Happiness is in the openness to the journey of everything that lies ahead — despite its inevitable pain, vulnerability, grief, confusion, and discomfort because these are emotions we cannot escape.
 
We spend a lot of time trying to figure out the next thing that will make us happy, but not nearly enough time trying to enjoy the happiness that we already have. If you want to be happy, you need to stop chasing happiness.
 
This kind of thinking has changed the way I see the world around me. It helped me break the cycle of “when I achieve X, I will be happy.”
 
I feel calmer, present, and more confident. I’m no longer rushing to get somewhere or searching for the next big thing. Instead, I’m just enjoying the growth that’s happening through the process of “figuring things out” in the day-to-day.
 
Happiness is defined by the way we live our lives, because “happiness is the way” and I know, deep within, I’m already there. This is how — and why — I stopped chasing happiness. I hope you do too.”
 
 
I had this same revelation
 
I had this revelation around 5 years ago when I had a near fatal car accident, and it made me assess my life and how fragile life actually is. Right there and then I decided that I was going to make sure that I am happy at least part of every day because no-one is guaranteed to wake up tomorrow.
 
I have been a very driven man for most of my life, always striving to achieve goals and hit targets. I would be miserable all month long until I hit my monthly target then I would celebrate for 2 hours then my full attention would go towards my next target, and I would be miserable again.
 
 
It changed after the accident
 
Then after the accident everything changed. I started to look at my life and appreciate the fact that I am alive but also that life is good if I just take the time to look around me and appreciate the wonderful things and people around me.
 
I am grateful for the simple things in life like feeding the birds and watching them eat, or watching a box set on TV with Julie or working on my next Masterclass in a coffee shop with a pot of tea next to me.
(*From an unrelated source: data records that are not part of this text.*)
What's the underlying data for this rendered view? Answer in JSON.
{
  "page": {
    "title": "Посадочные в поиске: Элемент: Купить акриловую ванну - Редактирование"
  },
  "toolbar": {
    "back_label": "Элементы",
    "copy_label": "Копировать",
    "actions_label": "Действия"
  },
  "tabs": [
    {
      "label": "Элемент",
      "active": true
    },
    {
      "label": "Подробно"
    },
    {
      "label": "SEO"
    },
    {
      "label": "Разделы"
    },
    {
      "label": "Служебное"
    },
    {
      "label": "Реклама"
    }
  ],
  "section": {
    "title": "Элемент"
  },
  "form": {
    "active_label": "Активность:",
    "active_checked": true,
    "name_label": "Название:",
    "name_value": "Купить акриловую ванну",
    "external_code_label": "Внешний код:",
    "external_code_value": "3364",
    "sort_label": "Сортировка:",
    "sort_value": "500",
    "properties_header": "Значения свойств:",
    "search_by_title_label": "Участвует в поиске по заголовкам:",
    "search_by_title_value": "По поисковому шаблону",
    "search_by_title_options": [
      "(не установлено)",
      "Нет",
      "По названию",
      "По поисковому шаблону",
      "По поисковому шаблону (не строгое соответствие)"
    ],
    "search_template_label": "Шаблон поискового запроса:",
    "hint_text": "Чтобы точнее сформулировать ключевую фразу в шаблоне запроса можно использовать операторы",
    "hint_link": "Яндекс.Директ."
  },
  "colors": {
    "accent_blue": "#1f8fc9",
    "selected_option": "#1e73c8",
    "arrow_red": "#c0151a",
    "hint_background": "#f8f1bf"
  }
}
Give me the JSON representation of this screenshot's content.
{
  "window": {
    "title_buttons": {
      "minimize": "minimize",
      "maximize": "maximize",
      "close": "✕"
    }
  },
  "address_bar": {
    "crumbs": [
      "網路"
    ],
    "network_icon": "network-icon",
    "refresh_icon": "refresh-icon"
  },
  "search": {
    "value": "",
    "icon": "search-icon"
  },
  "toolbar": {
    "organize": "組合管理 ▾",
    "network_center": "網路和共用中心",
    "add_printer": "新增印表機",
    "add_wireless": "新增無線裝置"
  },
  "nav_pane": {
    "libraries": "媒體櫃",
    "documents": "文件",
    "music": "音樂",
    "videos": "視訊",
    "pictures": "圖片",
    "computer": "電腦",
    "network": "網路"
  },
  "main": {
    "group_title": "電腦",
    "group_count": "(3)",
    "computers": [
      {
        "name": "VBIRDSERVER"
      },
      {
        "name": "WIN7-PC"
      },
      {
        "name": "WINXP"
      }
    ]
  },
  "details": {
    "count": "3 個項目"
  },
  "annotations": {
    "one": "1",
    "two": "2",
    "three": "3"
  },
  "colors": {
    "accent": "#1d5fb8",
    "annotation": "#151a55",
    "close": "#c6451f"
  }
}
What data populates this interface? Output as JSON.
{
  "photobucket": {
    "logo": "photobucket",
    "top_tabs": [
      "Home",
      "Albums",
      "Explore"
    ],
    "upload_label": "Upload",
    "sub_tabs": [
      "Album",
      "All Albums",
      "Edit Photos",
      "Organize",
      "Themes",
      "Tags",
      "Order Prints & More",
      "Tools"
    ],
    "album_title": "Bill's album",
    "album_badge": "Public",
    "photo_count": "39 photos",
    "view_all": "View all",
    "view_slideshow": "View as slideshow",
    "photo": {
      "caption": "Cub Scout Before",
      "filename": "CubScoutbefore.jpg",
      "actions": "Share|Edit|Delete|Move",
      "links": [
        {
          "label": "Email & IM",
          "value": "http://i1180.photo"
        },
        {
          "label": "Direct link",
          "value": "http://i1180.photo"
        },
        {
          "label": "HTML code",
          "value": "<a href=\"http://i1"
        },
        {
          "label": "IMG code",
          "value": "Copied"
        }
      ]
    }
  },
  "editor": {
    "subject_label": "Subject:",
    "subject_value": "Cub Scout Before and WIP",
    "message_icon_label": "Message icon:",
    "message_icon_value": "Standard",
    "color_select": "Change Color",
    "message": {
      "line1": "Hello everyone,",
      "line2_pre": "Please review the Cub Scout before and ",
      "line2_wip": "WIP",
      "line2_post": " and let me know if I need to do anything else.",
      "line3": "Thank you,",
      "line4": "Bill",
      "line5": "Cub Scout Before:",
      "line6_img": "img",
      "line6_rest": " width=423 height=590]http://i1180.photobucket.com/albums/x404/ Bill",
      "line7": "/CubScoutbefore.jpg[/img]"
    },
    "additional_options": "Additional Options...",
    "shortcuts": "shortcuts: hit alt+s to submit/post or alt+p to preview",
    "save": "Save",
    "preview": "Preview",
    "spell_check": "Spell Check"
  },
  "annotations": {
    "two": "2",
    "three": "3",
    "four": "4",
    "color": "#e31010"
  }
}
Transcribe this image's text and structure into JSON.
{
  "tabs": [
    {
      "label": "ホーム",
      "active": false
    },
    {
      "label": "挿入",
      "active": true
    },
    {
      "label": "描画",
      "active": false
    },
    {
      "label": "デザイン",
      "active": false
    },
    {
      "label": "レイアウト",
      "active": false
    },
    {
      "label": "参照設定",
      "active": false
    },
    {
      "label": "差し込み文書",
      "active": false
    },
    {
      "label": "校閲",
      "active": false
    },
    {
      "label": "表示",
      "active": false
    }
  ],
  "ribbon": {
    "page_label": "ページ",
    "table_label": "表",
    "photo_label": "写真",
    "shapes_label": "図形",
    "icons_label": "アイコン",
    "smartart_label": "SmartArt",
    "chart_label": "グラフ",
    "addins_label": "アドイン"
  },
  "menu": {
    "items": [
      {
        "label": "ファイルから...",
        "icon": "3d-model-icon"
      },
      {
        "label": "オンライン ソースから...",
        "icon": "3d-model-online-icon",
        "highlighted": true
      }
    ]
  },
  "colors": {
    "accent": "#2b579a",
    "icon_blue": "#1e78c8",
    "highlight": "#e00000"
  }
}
I spend much of my day thinking about the things I am grateful for, and this makes me happy.
 
It’s so often the simple things in life which are the most important.
 
The more I have worked on this the more content I have become, and I have now reached a place where I am extremely content with life even though I am not living in a mansion, and I don’t have millions in the bank.
 
But I can tell you this – I have never been happier in my entire 68yrs on this planet.
 
 
Thoughts for the week. 

  1. Are you driven to hit your goals and targets?
  2. Is your happiness based on your success regarding these?
  3. If it is then you are at the mercy of outside events.
  4. This week see if you can develop an internal compass where you can choose to be grateful for the things around you every day no matter what you are going through. 

 
Well that’s it for this week have a wonderful weekend and be happy.